The fire raging in Fort McMurray, Canada sounds like something from the apocalypse.
“It was like driving through hell,” Michel Chamberland told CNN of his escape from the area. “Those flames, they were bright, they were big … It’s unreal. It’s almost like a dream or something.”
The fire, which has burned at least 325 square miles, forcing the evacuation of some 88,000 people, is so hot and so intense that’s it’s formed its own weather. The thundercloud produced by the blaze actually is creating its own lighting, and consequently spreading the fire’s rage, setting more trees alight.
True, there have been fires in Canada’s boreal forest for ages. But scientists and researchers say this fire looks a whole lot like climate change. And that should be alarming for all of us.
“This is an example of what we expect — and consistent with what we expect for climate change,” said Mike Flannigan, a professor of wildland fire at the University of Alberta who’s been studying climate change and wildfire for decades. “This fire is unprecedented,” he said, referring to its local impact.
It’s impossible for scientists to say global warming caused this specific fire, of course, but polluting the atmosphere is creating conditions that make such disasters more likely, bigger and costlier.
“In Canada, our area burned (by wildfire) has more than doubled since the early 70s,” Flannigan said. “And we’ve published work that states that this is because of human-caused climate change.
“We also find — and other researchers in the United States find — that as the temperature increases we see more fire.”
Hot, dry conditions helped created the perfect conditions for the fire near Fort McMurray. The remote town, which is the gateway to Canada’s oil sands region, a hotbed of fossil fuel extraction, saw a high temperature of 91 Fahrenheit on Tuesday. The previous record of 82 degrees was set in 1945, according to government climate data.
Rachel Cleetus, lead economist and climate policy manager for the Union of Concerned Scientists, said climate change is “a significant contributing risk factor” in the Canada wildfires. There are other risk factors, like El Nino and our development patterns. But we can clearly see the climate risk factor because of where [the fire is] playing out geographically.
“We know the northern latitudes are warming faster than anywhere else.”
“You definitely see the fingerprints of climate change,” she said.
A ridge in the jet stream, associated with rapid warming in the Arctic, also has helped lock in a high pressure zone over northwest Canada. That likely contributed to the fire conditions, experts said.
Fires only are expected to get bigger and costlier as humans keep pumping heat-trapping gases into the atmosphere, primarily by burning fossil fuels for heat, electricity and transportation. A 2011 report from the U.S. National Academy of Sciences, for example, says certain parts of the American West could see up to a 650% increase in the median area burned by wildfires each year if temperatures rise another 1 degree Celsius. Humans already have warmed the climate about 1 degree Celsius compared with temperatures before the industrial revolution.
To avoid 2 degrees of warming, which world leaders say is the danger zone for climate change, society basically needs to ditch fossil fuels between 2050 and 2100 — a monumental task but one researchers say is achievable.

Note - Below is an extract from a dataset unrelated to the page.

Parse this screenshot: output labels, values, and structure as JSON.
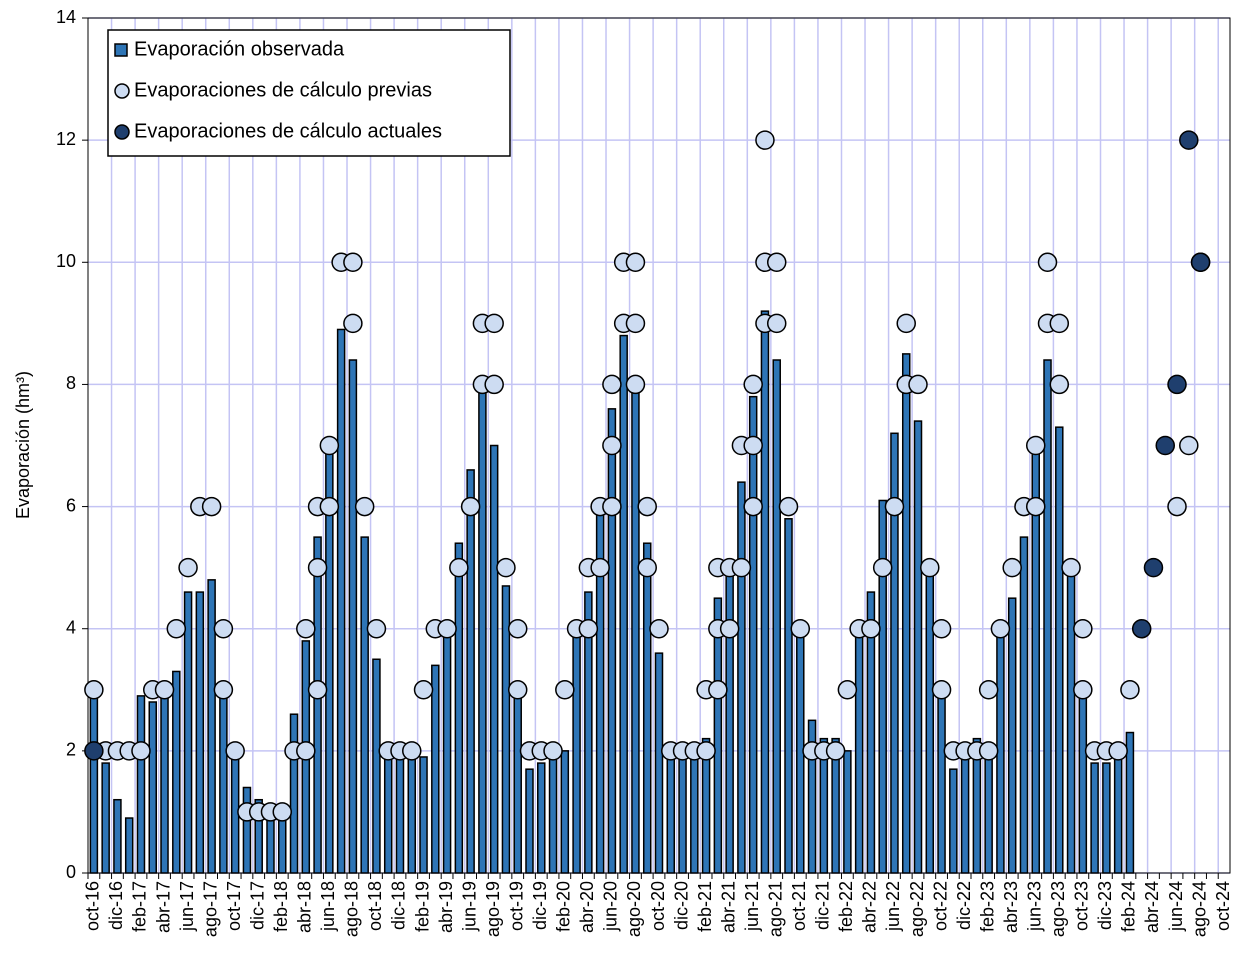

Meanwhile, wildfire seasons already are getting longer. In Alberta, the province where Fort McMurray is located, the fire season now officially starts in April, Flannigan said. It used to start in May. “In recent years we’ve actually had forest fires in December, which doesn’t have any historical analog,” he told me.
In parts of the western United States, there no longer is a “fire season.” The entire year is now fair game.
“Climate change has led to fire seasons that are now on average 78 days longer than in 1970,” the U.S. Forest Service said in an August 2015 report. “The U.S. burns twice as many acres as three decades ago and Forest Service scientists believe the acreage burned may double again by mid-century.”
Lighting — which starts many fires — also increases with higher atmospheric temperatures.
These consequences are serious and they are increasingly expensive.
We need to grasp where we come into the picture on fires like the one in Canada and plan accordingly. That means better fire management — including discouraging the growth of towns in fire-prone areas and creating emergency funds to help cash-strapped agencies fight these bigger, badder fires.
It also, crucially, means working to eliminate fossil fuel use as quickly as possible. Climate activists around the world this week are trying to temporarily shut down several coal mines and fossil fuel export terminals. The message of this “Break Free” movement is apt and well-timed: Burning any fossil fuels is dangerous — these resources must be left in the ground. Our governments should listen. They should adopt carbon taxes as well as invest in public transit and clean energy.
Doing so won’t prevent all wildfires, of course. Nature always has had a cruel streak.
But by cleaning up pollution we can make fires like the one in Canada less likely.
“Sometimes it takes a few bloody noses for human behavior to change,” said Flannigan, the professor at the University of Alberta. “I was hoping maybe Hurricane Sandy would be a springboard for change. In part, this fire may be a springboard for change — at least for Canadians.
“As a global citizen who has any concern for their children or their grandchildren we need to take action,” he said. “We can’t continue on this business as usual [path] without severe repercussions.”
Ones that look a lot like the hellish fire in Canada.